There was a piece in it about the Black Stiletto and the encounter with the police. Dear diary, I was relieved to learn that the policeman who fell from the building is going to be all right. It turned out he was in the hospital's critical unit for just a little while. He had some broken bones and a concussion, but otherwise nothing too serious. The good thing is that the man exonerated me. He reported that the Stiletto actually tried to help him, and that falling was his own fault. The police commissioner, however, was quoted as saying that the Stiletto was still wanted and that I caused great harm to the patrolman and the force. They were diligently searching for me and had reason to believe the Stiletto resided on the Lower East Side.

It's a good thing I'm not there.

The paper's front page revealed that the Cuban invasion had failed. Castro blames the CIA and Washington for being behind the attack, and it may be true. It doesn't make President Kennedy look too good, I'm sad to say.

While I waited, I found Leo's business card and held it for a while. I knew I should call him and tell him I was coming. For some reason, though, I was hesitant.

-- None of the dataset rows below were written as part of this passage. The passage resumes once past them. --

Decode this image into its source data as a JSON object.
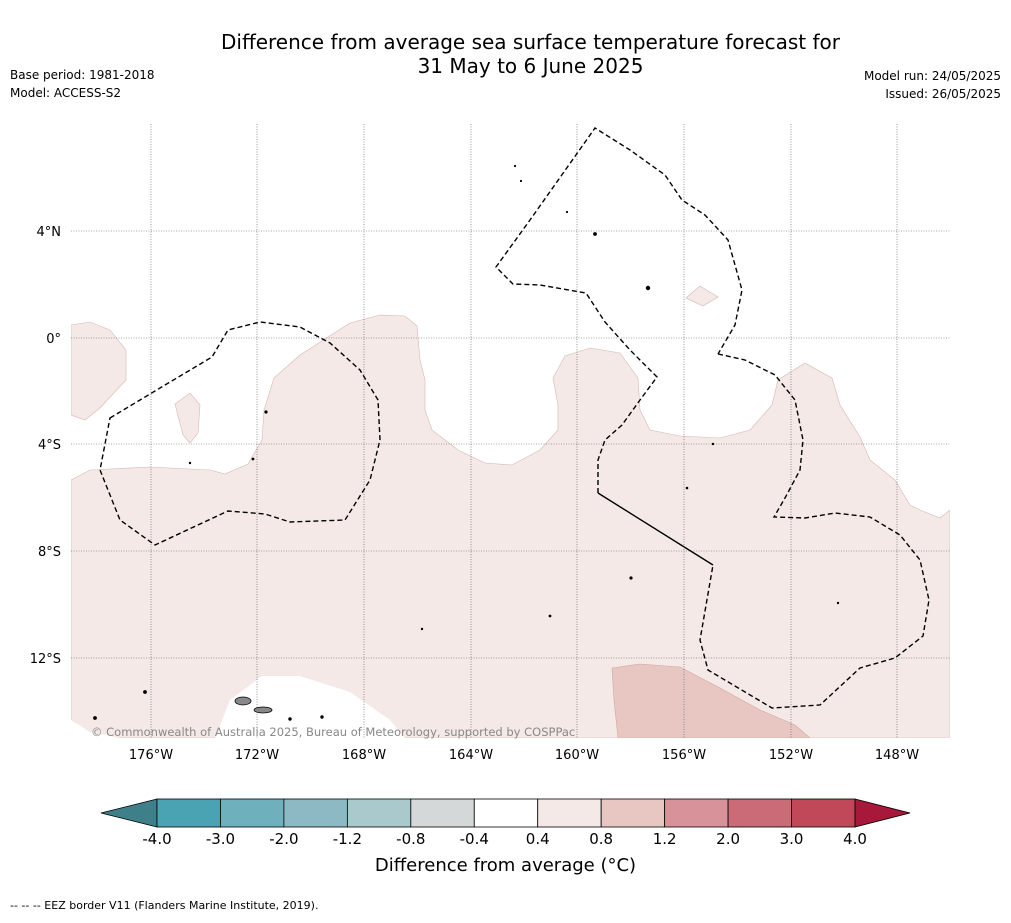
{
  "title_line1": "Difference from average sea surface temperature forecast for",
  "title_line2": "31 May to 6 June 2025",
  "left_meta": {
    "base_period": "Base period: 1981-2018",
    "model": "Model: ACCESS-S2"
  },
  "right_meta": {
    "model_run": "Model run: 24/05/2025",
    "issued": "Issued: 26/05/2025"
  },
  "map": {
    "lat_labels": [
      "4°N",
      "0°",
      "4°S",
      "8°S",
      "12°S"
    ],
    "lon_labels": [
      "176°W",
      "172°W",
      "168°W",
      "164°W",
      "160°W",
      "156°W",
      "152°W",
      "148°W"
    ],
    "copyright": "© Commonwealth of Australia 2025, Bureau of Meteorology, supported by COSPPac",
    "colors": {
      "anomaly_04_08": "#f4e9e7",
      "anomaly_08_12": "#e8c7c3",
      "land": "#888888"
    }
  },
  "colorbar": {
    "tick_labels": [
      "-4.0",
      "-3.0",
      "-2.0",
      "-1.2",
      "-0.8",
      "-0.4",
      "0.4",
      "0.8",
      "1.2",
      "2.0",
      "3.0",
      "4.0"
    ],
    "colors": [
      "#3e7f89",
      "#4aa3b2",
      "#6fb0bd",
      "#8db9c4",
      "#aac9cd",
      "#d5d8d8",
      "#ffffff",
      "#f4e9e7",
      "#e8c7c3",
      "#d8939a",
      "#cc6b78",
      "#c04858",
      "#a8183a"
    ],
    "label": "Difference from average (°C)"
  },
  "footer": "--  --  -- EEZ border V11 (Flanders Marine Institute, 2019)."
}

I was afraid he'd think I was nuts. I was in such a blue mood that I actually believed he wouldn't remember me, or he wouldn't care, or whatever.

Well, my fears were unfounded. After I had a bite to eat, I got up the nerve to phone his office before I boarded the train. I knew it was two hours' difference in time, so it was just after 10:00 there. A woman answered the phone with, “Mr. Kelly's office.” I asked if he was in. “Who may I say is calling?” I told her my name.

After a moment, his voice was there in my ear and it was like wonderful music.

“Judy! What a surprise!”

“Hello, Leo. How are you?”

“I'm fine. How are
you
?”

“I'm okay. I just wanted to let you know I'll be arriving in Los Angeles on the
Super Chief
.”

“What?”

I checked my ticket and told him the time. The day after tomorrow. He said he'd be at the station to pick me up.

“I can't believe you decided to move.”

“I can't believe it, either. Leo, I'm going to need a place to stay, and if that job at the nightclub is still open—?”

“Judy, don't you worry about a thing. I'll make sure everything is taken care of. I can't wait to see you,” he said.

Who would have thought? I answered that I couldn't wait to see him, too, and it was the truth.